Le cancer est-il incompatible avec une activité professionnelle ? Les avis divergent selon la position hiérarchique dans l’entreprise. Selon le 3e Observatoire sociétal des cancers, publié par la Ligue contre le cancer ce 17 avril, les salariés atteints d’un cancer sont nombreux à considérer que c’est un sujet tabou, notamment à cause d’une mauvaise expérience.
Des aménagements lacunaires
3 salariés sur 10 perdent ou quittent leur emploi dans les deux ans suivant un diagnostic de cancer. Un changement de situation qui intervient souvent 15 mois après l’annonce. Certains n’ont pas le choix : ils doivent continuer de travailler. C’est le cas de l’ensemble des professionnels indépendants. Ceux qui travaillent à mi-temps dans le secteur général ou agricole ne bénéficient pas d’indemnités journalières maladies. Le reste des actifs connaît l’absentéisme pendant la maladie : ils sont 68% à être arrêtés au moins une fois.
Ceux qui restent font face à un dilemme : comment poursuivre son activité, dans quelles conditions et dans quelle proportion ?
La question est pour le moins épineuse. Parmi les actifs atteints d’un cancer, 11% se sentent « pénalisés professionnellement à cause de leur cancer. » Et pour cause : la maladie a des répercussions sur le travail dans la moitié des cas. Une bonne part des salariés juge même qu’un travail moins intéressant leur a été imposé, sous couvert d’aménagement des tâches. Les autres (30%) estiment que leur supérieur n’a pris aucune mesure pour les accompagner dans la maladie.
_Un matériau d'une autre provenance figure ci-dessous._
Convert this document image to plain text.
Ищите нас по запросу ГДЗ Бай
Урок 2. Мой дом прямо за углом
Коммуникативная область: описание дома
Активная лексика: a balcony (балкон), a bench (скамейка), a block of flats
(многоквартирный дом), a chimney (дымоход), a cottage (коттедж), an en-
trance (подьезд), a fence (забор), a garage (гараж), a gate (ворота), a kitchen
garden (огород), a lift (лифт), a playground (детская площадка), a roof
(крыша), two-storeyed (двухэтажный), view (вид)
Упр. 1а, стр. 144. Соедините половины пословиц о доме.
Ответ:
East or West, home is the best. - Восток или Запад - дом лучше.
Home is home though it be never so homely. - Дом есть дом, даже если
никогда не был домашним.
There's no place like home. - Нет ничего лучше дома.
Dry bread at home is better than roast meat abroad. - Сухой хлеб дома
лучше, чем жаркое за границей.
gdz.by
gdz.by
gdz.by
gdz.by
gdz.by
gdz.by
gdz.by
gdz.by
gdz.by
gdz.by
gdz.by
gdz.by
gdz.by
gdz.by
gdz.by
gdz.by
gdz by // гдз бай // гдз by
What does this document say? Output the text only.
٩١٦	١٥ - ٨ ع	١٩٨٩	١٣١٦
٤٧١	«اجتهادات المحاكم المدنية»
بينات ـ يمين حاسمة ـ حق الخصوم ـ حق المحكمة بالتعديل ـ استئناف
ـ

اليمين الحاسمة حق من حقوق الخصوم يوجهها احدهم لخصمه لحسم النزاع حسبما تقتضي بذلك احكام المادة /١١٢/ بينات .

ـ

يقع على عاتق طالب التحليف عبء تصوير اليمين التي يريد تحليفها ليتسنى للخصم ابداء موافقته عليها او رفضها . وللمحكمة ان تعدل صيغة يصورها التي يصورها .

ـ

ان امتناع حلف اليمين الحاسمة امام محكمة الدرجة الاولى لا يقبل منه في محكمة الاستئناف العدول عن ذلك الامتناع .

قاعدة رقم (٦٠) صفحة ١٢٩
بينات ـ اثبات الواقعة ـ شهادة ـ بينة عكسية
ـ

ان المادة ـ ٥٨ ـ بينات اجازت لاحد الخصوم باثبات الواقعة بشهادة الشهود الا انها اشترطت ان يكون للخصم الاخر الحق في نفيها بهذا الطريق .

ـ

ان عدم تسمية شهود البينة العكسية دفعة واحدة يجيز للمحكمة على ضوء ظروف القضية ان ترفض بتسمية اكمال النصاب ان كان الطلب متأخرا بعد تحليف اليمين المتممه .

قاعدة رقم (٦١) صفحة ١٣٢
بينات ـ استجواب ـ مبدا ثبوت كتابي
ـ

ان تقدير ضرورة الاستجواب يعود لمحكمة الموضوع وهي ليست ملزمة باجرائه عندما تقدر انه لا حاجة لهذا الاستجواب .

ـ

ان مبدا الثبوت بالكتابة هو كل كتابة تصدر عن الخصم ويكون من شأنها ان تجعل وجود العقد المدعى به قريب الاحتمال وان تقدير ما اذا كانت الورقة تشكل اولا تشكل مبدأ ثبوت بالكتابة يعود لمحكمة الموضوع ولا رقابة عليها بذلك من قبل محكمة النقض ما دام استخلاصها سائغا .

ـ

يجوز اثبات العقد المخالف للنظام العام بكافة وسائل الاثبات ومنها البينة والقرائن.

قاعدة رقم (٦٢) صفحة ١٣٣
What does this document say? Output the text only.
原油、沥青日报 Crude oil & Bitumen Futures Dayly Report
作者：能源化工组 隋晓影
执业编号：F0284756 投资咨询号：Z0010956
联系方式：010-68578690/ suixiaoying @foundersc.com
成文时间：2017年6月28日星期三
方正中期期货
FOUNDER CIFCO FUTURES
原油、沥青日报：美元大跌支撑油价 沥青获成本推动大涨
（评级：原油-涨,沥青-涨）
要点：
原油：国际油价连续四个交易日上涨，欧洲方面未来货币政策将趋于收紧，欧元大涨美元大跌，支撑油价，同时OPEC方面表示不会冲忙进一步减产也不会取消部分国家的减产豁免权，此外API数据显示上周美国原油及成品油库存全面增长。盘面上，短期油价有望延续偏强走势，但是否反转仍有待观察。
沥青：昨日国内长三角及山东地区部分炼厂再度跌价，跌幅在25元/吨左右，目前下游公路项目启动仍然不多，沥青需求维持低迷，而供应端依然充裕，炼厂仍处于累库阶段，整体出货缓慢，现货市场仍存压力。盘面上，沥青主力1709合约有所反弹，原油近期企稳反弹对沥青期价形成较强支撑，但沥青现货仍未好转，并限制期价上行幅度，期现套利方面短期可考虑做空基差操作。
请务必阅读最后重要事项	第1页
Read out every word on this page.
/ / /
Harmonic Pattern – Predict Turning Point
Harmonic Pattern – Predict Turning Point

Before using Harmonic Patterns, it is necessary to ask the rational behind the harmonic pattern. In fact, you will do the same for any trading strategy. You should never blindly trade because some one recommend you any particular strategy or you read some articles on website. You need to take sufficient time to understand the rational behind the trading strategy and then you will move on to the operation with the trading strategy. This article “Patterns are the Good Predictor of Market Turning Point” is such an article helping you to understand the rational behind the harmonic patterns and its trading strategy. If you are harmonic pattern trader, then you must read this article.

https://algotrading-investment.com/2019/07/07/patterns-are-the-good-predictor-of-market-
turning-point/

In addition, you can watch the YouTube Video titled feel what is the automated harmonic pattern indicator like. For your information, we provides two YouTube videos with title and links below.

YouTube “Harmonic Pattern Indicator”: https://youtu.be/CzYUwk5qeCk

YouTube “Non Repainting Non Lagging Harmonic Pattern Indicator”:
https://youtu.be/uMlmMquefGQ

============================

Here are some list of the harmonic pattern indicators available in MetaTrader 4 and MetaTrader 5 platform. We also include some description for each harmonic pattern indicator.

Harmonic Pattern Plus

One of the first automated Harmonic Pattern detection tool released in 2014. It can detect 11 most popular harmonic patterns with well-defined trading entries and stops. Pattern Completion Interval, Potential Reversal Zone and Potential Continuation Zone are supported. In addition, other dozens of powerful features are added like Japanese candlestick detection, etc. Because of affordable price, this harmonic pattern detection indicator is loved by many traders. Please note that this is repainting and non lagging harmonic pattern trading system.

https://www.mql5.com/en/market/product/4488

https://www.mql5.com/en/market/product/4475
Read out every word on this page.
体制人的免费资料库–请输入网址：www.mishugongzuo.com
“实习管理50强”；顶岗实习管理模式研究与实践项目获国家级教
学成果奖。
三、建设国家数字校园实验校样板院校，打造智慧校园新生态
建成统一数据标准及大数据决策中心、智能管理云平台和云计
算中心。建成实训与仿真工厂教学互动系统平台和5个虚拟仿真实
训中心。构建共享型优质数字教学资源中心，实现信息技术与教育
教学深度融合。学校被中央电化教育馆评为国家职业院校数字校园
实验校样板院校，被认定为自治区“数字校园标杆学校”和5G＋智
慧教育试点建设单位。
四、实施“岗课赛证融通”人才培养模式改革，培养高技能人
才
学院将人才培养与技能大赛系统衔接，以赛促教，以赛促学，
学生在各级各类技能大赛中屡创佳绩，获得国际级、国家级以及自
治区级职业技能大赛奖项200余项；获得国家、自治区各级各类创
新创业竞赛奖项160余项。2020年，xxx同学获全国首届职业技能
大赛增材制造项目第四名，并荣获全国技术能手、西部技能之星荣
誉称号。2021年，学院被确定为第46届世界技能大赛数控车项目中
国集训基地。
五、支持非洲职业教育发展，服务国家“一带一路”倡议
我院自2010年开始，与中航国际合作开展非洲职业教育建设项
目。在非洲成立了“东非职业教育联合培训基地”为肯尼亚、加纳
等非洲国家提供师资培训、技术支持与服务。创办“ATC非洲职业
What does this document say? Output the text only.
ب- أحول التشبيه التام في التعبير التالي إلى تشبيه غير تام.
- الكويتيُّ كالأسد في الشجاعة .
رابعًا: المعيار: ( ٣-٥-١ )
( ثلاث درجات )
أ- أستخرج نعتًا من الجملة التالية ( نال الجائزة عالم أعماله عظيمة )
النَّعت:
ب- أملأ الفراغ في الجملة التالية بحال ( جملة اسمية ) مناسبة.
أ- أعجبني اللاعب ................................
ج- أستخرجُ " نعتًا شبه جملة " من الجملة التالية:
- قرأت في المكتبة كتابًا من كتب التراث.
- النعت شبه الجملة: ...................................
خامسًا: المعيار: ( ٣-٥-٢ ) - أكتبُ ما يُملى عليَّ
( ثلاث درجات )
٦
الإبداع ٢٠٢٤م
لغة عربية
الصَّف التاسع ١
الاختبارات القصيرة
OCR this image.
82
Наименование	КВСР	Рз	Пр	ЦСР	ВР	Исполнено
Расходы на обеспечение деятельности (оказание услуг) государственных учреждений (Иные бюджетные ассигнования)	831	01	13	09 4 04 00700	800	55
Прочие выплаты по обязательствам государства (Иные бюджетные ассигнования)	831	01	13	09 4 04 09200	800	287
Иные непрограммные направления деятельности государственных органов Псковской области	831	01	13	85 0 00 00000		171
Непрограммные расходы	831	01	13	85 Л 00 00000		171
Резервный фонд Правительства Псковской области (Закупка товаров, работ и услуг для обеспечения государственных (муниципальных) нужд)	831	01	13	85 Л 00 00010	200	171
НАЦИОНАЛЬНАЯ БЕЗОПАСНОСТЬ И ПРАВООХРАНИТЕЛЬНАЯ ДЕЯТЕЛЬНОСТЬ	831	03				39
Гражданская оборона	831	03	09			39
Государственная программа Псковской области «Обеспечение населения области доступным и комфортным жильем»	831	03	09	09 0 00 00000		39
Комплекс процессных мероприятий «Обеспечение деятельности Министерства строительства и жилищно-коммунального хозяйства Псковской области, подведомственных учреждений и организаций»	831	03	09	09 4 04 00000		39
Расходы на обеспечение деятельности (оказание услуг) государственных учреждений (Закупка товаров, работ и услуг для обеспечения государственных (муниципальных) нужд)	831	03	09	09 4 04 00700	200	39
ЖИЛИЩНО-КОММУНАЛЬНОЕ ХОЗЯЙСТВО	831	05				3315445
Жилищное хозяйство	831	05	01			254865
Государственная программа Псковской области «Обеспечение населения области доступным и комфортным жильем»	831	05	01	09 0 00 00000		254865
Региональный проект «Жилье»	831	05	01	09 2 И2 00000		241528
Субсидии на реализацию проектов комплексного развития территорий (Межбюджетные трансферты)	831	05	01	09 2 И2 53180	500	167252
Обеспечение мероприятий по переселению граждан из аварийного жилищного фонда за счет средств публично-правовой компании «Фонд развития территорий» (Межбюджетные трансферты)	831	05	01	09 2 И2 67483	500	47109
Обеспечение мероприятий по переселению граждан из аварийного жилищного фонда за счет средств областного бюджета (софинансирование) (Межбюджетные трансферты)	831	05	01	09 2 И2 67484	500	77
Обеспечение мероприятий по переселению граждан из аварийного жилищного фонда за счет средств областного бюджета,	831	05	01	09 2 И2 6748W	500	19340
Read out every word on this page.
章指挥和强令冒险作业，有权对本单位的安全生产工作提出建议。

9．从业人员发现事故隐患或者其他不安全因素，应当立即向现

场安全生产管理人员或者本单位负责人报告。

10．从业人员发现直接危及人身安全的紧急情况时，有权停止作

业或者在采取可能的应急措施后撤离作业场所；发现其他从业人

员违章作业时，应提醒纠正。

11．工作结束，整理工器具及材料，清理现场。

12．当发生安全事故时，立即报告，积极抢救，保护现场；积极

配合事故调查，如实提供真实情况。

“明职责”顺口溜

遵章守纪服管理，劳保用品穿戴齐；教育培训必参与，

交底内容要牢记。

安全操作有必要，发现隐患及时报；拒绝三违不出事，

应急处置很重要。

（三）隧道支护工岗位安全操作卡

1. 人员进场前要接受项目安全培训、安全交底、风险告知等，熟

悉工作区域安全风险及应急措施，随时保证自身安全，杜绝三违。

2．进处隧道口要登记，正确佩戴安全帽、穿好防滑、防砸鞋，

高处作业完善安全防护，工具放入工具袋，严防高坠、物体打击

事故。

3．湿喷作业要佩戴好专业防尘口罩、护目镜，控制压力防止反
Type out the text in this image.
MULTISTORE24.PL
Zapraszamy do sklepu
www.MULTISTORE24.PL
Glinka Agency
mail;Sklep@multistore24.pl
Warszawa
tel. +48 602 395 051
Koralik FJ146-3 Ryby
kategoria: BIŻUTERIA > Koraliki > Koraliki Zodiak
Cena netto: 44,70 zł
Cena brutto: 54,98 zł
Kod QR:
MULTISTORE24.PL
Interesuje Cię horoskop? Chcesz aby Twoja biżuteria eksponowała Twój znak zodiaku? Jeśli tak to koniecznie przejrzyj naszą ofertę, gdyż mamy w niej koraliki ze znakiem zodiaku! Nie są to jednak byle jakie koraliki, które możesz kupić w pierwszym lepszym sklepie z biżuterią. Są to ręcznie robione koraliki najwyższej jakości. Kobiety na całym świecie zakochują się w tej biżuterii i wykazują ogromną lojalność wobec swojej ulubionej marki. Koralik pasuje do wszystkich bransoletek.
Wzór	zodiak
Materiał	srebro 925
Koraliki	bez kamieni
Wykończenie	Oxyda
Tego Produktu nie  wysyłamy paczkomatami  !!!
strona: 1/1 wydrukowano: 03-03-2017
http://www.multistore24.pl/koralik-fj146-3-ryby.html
Le fossé salariés-employeurs
Les mauvaises expériences des salariés expliquent que le cancer soit tabou sur le lieu de travail pour 60% d’entre eux. L'exemple le plus récent : l'ancienne ministre déléguée à la Famille Dominique Bertinotti, qui a poursuivi son mandat sans évoquer son cancer du sein. Contrairement à elle, les plus nombreux à taire leur état de santé sont des employés de plus de 50 ans (40%), souvent en bas de la hiérarchie (employés, personnels de service, ouvriers). Ceux qui parlent abordent d’abord le sujet avec leur supérieur hiérarchique ou leurs collègues.
Les chefs d’entreprise ne voient pas la maladie de la même façon. Pour 92% d’entre eux, le sujet doit être évoqué sur le lieu de travail. Une majorité d’entre eux estime mettre en place les mesures nécessaires pour aider un salarié à conjuguer maladie et emploi. Dans la plupart des cas, il s’agit d’un aménagement des horaires ou des tâches, ou d’une réduction du temps de travail.
Quant aux collègues en bonne santé, ils reconnaissent que quand un salarié est atteint de cancer, cela perturbe la vie de l’entreprise. Le fonctionnement global est bouleversé pour 40% d’entre eux, celui d’un service l’est pour 35% d’entre eux. Certainement parce qu’une bonne partie des chefs d’entreprise répartissent la charge de travail entre les employés. De quoi alourdir encore un peu la pression sur les épaules des malades.